When looking into charitable giving, it can easily become overwhelming. Talking to an experienced estate planning attorney can help make this a simple part of your estate planning that you feel great about.
The Press & Guide’s recent article, “Estate planning and charitable giving,” explains that there are a number of ways to incorporate charitable giving into an estate plan. It is something that almost anyone can do. Let’s look at some common ways to give:
Giving in your will or living trust. When hearing about charitable giving and estate planning, many people may get intimidated by estate taxes. They think their heirs will not get as much of their money as they wanted.
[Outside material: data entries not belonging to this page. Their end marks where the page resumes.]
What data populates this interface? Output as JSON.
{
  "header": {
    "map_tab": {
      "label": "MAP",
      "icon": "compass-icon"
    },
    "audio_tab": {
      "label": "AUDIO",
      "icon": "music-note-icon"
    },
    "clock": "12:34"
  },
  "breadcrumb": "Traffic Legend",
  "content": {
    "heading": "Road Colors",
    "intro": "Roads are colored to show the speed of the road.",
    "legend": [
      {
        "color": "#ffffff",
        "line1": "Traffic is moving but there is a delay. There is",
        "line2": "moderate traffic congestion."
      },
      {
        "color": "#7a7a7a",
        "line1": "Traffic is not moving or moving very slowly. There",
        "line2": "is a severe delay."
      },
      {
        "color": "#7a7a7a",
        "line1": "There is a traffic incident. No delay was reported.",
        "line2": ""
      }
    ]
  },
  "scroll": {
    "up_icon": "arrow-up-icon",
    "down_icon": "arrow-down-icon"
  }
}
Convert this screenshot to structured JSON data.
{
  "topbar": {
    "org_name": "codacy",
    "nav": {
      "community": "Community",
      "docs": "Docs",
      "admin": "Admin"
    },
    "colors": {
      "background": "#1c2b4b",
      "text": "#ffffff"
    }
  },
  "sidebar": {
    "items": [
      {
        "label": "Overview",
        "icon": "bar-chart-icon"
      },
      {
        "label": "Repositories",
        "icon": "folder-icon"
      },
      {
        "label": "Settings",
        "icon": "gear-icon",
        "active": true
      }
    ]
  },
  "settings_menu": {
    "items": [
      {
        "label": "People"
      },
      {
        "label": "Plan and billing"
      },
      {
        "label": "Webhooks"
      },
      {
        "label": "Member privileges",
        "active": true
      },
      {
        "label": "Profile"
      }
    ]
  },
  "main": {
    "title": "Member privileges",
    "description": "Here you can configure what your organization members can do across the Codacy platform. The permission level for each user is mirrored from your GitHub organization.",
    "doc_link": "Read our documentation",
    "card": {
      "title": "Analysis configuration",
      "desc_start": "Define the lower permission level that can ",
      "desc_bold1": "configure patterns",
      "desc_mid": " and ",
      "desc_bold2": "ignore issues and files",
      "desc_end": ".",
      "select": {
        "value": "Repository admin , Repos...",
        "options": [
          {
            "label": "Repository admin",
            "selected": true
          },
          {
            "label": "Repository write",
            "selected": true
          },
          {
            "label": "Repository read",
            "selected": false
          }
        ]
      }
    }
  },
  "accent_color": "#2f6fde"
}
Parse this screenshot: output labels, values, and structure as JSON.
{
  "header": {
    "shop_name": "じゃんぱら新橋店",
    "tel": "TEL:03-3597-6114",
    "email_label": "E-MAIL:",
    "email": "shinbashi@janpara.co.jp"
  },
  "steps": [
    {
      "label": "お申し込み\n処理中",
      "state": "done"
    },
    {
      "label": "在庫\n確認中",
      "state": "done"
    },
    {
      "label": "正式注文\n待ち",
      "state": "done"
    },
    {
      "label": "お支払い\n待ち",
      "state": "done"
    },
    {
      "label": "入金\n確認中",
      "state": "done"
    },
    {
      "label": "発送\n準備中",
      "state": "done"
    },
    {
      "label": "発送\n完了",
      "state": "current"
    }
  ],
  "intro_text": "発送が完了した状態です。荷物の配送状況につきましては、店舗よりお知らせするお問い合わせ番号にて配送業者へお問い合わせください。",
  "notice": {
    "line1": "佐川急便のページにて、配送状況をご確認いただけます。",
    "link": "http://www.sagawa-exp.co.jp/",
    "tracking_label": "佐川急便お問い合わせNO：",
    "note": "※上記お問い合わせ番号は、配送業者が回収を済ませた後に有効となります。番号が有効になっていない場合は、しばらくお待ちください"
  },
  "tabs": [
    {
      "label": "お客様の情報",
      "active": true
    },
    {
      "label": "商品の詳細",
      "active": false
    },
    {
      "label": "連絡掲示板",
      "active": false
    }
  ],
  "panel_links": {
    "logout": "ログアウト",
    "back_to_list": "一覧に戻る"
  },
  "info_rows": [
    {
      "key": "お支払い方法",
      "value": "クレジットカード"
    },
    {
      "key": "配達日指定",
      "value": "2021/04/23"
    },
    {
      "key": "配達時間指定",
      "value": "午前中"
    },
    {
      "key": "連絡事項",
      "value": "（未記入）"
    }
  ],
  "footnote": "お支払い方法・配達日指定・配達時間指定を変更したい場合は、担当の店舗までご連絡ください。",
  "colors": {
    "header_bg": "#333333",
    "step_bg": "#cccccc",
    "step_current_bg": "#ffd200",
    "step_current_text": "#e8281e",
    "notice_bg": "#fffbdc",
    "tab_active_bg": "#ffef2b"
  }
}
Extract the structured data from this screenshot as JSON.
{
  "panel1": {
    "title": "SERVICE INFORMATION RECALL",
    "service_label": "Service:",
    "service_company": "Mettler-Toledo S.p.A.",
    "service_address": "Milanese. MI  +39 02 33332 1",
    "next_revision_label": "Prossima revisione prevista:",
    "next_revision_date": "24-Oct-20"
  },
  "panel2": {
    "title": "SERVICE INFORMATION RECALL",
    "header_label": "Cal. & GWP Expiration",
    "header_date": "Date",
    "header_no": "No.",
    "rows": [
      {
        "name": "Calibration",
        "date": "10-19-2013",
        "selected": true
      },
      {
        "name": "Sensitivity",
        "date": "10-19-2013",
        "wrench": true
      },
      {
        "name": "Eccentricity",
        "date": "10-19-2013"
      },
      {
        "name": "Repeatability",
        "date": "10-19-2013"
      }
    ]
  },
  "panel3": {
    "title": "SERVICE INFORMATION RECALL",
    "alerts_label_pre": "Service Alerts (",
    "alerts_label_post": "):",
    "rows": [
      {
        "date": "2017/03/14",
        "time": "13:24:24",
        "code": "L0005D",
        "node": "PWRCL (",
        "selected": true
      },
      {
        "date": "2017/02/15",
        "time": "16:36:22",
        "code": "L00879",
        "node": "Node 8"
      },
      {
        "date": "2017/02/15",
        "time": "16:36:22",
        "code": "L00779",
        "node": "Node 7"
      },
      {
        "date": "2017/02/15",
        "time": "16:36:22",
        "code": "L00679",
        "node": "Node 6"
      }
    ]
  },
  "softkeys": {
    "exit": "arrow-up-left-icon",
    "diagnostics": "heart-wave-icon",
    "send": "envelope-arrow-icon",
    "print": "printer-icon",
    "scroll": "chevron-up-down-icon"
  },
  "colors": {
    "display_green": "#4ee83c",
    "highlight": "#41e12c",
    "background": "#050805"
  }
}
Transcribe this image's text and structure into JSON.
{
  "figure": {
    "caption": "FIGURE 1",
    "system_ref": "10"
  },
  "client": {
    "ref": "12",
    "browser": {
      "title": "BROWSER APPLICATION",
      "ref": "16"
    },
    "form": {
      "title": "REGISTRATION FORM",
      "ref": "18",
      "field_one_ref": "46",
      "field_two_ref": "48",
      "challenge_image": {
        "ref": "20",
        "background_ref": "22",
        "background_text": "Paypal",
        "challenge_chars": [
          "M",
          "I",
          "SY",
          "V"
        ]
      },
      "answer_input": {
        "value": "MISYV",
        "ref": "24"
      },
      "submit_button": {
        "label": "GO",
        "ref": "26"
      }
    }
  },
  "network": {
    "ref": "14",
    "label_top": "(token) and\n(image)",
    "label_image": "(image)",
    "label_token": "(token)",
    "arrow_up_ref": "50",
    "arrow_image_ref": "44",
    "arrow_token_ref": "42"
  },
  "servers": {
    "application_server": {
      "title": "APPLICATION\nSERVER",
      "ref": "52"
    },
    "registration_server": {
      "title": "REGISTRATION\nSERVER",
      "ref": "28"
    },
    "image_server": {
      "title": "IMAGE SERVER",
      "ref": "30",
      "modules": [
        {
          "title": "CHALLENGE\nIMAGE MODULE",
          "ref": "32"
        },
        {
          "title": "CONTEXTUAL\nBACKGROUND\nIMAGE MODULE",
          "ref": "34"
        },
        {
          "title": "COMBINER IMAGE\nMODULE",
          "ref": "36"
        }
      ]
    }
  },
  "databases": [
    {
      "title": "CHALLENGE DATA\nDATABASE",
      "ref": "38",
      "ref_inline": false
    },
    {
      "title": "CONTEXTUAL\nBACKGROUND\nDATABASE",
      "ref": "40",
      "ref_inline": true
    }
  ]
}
However, including a charitable contribution in your estate plan will reduce your estate tax liabilities—helping to maximize the final value of your estate for your heirs. Talk to your estate attorney and ensure that your donation is detailed properly in your will or trust.
Donating your retirement account. Many people don’t realize this, but you can name a charity as the beneficiary on your IRA or 401k. Charities are exempt from both income and estate taxes, so going this route means the charity will receive 100% of the account’s value when it’s liquidated. That is a great way to preserve the full value of the gift of the retirement account, because of the taxes that won’t have to be paid.
Creating a charitable trust. A charitable trust is another way to give back through estate planning. You can ask your attorney about a split-interest trust such as a charitable remainder trust, which allows a person to donate their assets to a charity, but keep a stream of income from those assets during lifetime as well as get a current tax deduction based on the assets that will ultimately pass to charitable beneficiaries.
Charitable giving is an important component of many people’s estate plan. There are several options, so speak to an experienced estate planning attorney to help you select the best one for you, your family and the charities you want to support.
Reference: (Southgate MI) Press & Guide (January 27, 2019) “Estate planning and charitable giving”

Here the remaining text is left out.